On any Monday morning, a student shows up out of dress code, without a notebook and without the completed reading assignment from last week. In addition, the student sports a chip on the shoulder (or chair for the Hyde folks) that cannot be hidden nor explained. Now the teacher must choose a course of action, and the teacher’s training will make all the difference.
If the teacher spent his or her formative years in teacher education courses focused on learning differences and a teacher’s responsibility to support each student, then the teacher sees a student who needs empathy. The teacher makes a plan to differentiate instruction for, and perhaps even accommodate, the student’s area of weakness – in this case the weakness looks like organization. Teacher questions attend to attention and memory systems.*
If the teacher spent his or her formative years in the Hyde School Dean’s Office focused on student attitude and the teacher’s responsibility to challenge each student, then the assessment of the situation is quite different. The student needs a wake-up call – a confrontation. The teacher makes it clear the student must make a different plan if s/he hopes to succeed in class. The teacher asks the student the most important questions, “Have you broken the school ethics?” and “Are you honest?”

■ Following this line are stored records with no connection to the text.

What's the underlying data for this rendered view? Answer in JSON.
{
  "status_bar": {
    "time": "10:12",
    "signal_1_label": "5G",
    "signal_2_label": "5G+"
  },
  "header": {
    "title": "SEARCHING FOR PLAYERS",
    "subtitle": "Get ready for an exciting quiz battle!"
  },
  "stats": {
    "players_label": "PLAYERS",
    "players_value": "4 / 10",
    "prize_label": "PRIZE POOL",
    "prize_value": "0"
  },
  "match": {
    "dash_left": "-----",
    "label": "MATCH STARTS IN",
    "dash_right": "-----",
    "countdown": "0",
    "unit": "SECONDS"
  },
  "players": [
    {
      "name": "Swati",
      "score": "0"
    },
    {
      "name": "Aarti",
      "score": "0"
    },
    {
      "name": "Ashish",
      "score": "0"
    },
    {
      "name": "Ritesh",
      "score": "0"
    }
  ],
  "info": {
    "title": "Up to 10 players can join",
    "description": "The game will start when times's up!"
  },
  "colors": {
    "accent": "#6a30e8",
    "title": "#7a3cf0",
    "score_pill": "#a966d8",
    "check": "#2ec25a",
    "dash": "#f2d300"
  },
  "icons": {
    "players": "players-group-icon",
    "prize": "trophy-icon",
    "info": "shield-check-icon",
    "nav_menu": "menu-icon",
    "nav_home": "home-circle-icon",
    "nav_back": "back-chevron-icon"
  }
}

I valued my graduate work in education very much, and I am a better teacher because of my education; however, this kind of challenge goes against the grain of teaching education. I suppose it comes down to the weight of the foot. As a teacher, I must decide, where and with who does the responsibility for the student-learning lie?
I believe teacher education textbooks, sporting groups of eager smiling learners, betray the nature of educating adolescents. As teachers, we need tools beyond differentiated curriculum development and instructional methods. We need training that sheds light into the hopes and fears of adolescents. Bloom developed taxonomy for this spectrum of teaching, and he called it the Affective domain.
I did not find that information in the teacher education books though; I found it while scouring the web searching for the reason so many of my expensive books left out the fundamental understanding aspect of teaching.
To close, time after time in my teaching career, I have seen these students, the ones I mentioned up front, end up in the Dean’s Office within 24-72 hours of the classroom confrontation. In time, the student lays aside the dishonesty. In time, and likely under some pressure, the student will lose the chip and shoulder his or her responsibility for learning. The teacher who asks the right questions makes this decisive step possible, and the proper training makes all the difference.